Schneegans stellt jährlich zwei Millionen Kellen her

Made in Kassel: Maurerkellen für die Welt

Qualitätskontrolle: Ramona Most begutachtet eine große Fliesenlegerkelle. Sie muss absolut gerade sein. Diese hat einen blauen Holzgriff. Andere Kunden bevorzugen Kunststoffgriffe. Fotos: Fischer

Kaufungen/Kassel. Spargel-Ernter benutzen die schuhkartongroße Glättekelle aus Kaufunger Produktion, um die leckeren Stangen zu stechen und anschließend den Erddamm zu ebnen.

In Cuxhaven trennen Mitarbeiter der Fischfabriken mit der filigranen Katzenzunge kleine von großen Fischen. Beim Bau von Kreuzfahrtschiffen auf der Meyer-Werft in Papenburg bedient man sich der Edelstahlwerkzeuge zum Isolieren der Maschinenräume, und auch manch Gärtner greift gern auf die Produkte der Schneegans GmbH & Co. KG zurück. „Unsere Kellen werden ständig missbraucht“, sagt Geschäftsführer Henrik Müller scherzhaft.

Der branchenfremde Einsatz des Werkzeugs ist aber eher die Ausnahme. Tatsächlich werden die Maurer- und Glättekellen in ihren 1500 Varianten weltweit auf Baustellen benutzt. Zwei Millionen Exemplare sowie eine halbe Mio. Sonderartikel verlassen jährlich das kleine Werk im Ortsteil Papierfabrik. Sie gehen an Werkzeughändler in 40 Ländern auf fünf Kontinenten – darunter Exoten wie Trinidad und Tobago, Guatemala, Mauritius, Oman, Australien.

Aus Stahlbändern unterschiedlicher Stärke und Breite, die als tonnenschwere Rollen angeliefert werden, werden die Blätter gestanzt und gerichtet.
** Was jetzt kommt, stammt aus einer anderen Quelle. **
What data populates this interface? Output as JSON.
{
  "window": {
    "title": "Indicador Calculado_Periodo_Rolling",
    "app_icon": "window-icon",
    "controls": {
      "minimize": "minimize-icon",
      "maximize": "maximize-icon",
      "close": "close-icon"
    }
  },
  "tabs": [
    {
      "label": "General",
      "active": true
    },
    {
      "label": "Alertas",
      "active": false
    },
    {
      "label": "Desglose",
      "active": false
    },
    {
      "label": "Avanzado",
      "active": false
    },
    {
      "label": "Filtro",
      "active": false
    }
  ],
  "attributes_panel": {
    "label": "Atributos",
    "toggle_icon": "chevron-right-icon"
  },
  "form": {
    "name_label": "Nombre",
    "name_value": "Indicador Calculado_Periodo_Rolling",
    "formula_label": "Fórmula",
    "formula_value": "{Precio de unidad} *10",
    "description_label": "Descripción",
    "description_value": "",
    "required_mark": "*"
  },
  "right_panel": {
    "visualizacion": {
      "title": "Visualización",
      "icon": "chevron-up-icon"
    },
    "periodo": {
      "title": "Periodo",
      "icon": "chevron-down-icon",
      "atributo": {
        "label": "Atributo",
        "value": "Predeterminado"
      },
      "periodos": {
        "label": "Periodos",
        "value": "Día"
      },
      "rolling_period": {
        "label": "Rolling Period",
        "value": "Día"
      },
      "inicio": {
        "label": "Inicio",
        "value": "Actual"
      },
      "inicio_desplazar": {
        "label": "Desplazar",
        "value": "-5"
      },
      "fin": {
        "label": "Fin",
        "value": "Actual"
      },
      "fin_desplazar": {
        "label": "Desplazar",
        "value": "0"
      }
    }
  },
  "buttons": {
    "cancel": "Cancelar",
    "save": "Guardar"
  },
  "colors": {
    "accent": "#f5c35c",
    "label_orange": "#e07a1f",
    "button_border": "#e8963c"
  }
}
Nach deren Entgratung werden die zugelieferten Griffe aus Stahl, Holz und Kunststoff in speziellen Anlagen in Sekundenbruchteilen vollautomatisch angeschweißt. Allerdings nur bei Großserien. Kleine Chargen oder Sonderwerkzeuge werden halbautomatisch oder in Handarbeit gefertigt. Zum Schluss wird alles bedruckt und etikettiert.

Henrik Müller

Mit einem Jahresumsatz von drei Mio. Euro und einem Europa-Marktanteil von 50 Prozent gehört Schneegans nach Angaben Müllers auch weltweit zu den großen Anbietern. Grund für den Erfolg des kleinen Kaufunger Unternehmens mit seinen 15 Beschäftigten seien gleichbleibende Qualität, Liefertreue, Verlässlichkeit und Schnelligkeit. „Bei uns weiß der Kunde, was und dass er es zum vereinbarten Zeitpunkt bekommt“, sagt der Geschäftsführer.

Hinzu komme die Innovationsfreude. Mit immer neuen Produkten schafft es der Erfinder der rostfreien Kelle, dem Wettbewerb ein Schnippchen zu schlagen. Beispiel: Eine Glättekelle mit verstellbarem Griff, mit dem Fliesenleger, die acht Stunden und länger am Tag arbeiten, schmerzhaften Sehnenscheidenentzündungen vorbeugen.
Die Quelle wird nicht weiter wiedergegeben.